BOA NOITE, MARIA!
J P Camargo
 
 
Acidentes de carro sempre aconteceram, pessoas sempre morreram por sua causa e não raro são provocados por indivíduos alcoolizados. Que novidade pode haver num caso como esse? Muitos diriam nenhuma, outros se mostrariam completamente indiferentes ao fato... mas o homem que estava prestes a enterrar sua esposa não via nada de irrelevante nisso tudo. Sem qualquer originalidade, dois automóveis haviam colidido, sendo que em um deles havia um bêbado ao volante e no outro um casal. O sujeito embriagado tinha morrido na hora, mas a mulher no outro carro ainda teve tempo de chegar ao hospital, onde acabou falecendo. Seu marido, que estava dirigindo, sobreviveu incólume. Tudo muito banal, menos para o sobrevivente.

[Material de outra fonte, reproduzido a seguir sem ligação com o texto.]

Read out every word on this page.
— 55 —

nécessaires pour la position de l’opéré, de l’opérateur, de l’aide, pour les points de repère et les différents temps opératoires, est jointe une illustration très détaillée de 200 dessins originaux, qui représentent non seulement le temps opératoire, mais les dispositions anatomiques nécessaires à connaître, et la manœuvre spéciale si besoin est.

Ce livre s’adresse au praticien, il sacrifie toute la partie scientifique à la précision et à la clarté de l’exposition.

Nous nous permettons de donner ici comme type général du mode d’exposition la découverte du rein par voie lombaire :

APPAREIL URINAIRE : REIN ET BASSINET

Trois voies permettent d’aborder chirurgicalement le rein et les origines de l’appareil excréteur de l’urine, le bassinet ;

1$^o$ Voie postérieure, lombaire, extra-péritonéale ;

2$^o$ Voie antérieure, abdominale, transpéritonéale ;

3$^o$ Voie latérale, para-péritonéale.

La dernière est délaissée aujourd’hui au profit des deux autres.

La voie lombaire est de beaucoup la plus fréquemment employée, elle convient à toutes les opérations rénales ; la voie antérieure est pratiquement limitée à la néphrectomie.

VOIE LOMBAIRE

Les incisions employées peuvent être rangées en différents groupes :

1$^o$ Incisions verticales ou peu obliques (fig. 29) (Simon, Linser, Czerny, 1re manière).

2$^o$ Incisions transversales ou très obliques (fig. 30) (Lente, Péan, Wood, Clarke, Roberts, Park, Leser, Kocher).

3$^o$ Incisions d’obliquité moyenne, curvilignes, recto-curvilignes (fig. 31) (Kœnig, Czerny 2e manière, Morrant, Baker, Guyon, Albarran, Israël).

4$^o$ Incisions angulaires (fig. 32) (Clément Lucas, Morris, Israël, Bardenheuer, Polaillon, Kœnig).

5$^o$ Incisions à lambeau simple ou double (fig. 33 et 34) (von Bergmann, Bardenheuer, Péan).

Maria estava morta e ele não podia fazer coisa alguma. Sua companheira, ou mais do que isso, sua cúmplice de vários anos e diversas alegrias e infelicidades encontrava-se num caixão, entre flores, velas e murmúrios. Ele derramava uma lágrima a cada recordação dos momentos compartilhados pelos dois, por cada instante de alegria que jamais voltaria. Tudo se transformara em memória com o acidente e a morte. A mulher fiel, que jamais poderia tê-lo traído, já não passava de um corpo sem vida, tão inerte quanto o esquife que o acolhia. Dizem que num funeral não se chora por causa de quem se foi, mas por quem fica, isto é, cada um chora por si mesmo ao ver o destino do qual ninguém fugiu até hoje. Não era esse o caso daquele homem, evidentemente.

Quando o caixão foi tampado, caiu numa crise ainda pior, sufocando-se em meio aos próprios soluços. Seria sua a culpa, ainda mais por ter sobrevivido? Ou teria sido do maldito bêbado, igualmente morto? Entretanto, já não tinha mais forças para buscar um culpado ou mesmo prantear. A caminho do sepultamento, passou a sentir uma crescente resignação. Percebeu que Maria estava dormindo e não tinha mais a menor necessidade de acordar, enquanto que ele continuaria despertando todos os dias... apenas para ver que ela não estava mais ao seu lado. Enfim, quando o caixão foi baixado cova adentro, o homem teve a definitiva iluminação: viu que a esposa o tinha traído no último momento. Afinal, ela se foi e o deixou para trás... vivo. Uma traidora!